I dwell in this place, dark and oppressive which has no start and no end. It enfolds and holds me and my only choice is seems to wait it out. My mind goes round and round in the dark and cannot find solutions to the problems it perceives which causes more questions and more lack of answers until my thoughts overwhelm me. Everywhere I look I see nothing but trouble and trauma and sadness. And I feel ‘what is the use?’
Every time I’ve had to find a way out for myself.
But finding a way for myself sometimes means talking to a stranger, sometimes talking to my best girl friend, sometimes talking to my best friend (husband). Sometimes it’s writing myself a long long letter discussing all the troubles. It usually means that I finally remember that any movement forward in life toward my ultimate goals no matter how small IS MOVEMENT and so I am getting some where, and I will get there in the end. ‘Little steps are still steps’ I chant to myself.

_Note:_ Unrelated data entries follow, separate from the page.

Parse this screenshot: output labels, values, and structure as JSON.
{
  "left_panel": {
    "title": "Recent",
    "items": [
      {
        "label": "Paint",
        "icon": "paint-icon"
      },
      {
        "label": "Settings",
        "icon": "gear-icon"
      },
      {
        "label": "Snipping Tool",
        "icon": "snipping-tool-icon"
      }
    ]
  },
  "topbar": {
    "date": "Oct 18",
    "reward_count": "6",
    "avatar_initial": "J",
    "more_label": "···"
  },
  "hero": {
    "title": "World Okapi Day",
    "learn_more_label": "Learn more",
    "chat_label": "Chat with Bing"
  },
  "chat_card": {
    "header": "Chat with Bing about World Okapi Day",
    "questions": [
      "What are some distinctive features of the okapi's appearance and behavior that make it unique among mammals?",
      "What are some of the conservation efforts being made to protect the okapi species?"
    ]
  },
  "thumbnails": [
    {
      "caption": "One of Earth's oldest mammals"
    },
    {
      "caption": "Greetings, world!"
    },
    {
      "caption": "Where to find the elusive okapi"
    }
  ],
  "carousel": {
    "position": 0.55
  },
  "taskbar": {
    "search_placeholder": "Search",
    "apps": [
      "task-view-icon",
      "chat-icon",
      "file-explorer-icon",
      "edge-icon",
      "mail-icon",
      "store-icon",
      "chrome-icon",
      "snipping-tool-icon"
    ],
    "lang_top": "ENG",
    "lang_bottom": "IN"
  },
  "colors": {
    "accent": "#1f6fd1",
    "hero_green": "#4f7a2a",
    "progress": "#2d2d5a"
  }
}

I try as other people have suggested being very healthy; getting exercise, eating better, drinking water, trying to sleep a reasonable amount of time (but not spending too much time in bed sleeping!). I also do little things which make me happy and then revel in them for a moment; I put on vanilla perfume, read a book, make something, or wear pretty things, give littleGrips a hug and a kiss.
It’s not the same for everyone, and I have a friend who nothing but meds works. We each have to find the balance which works for us.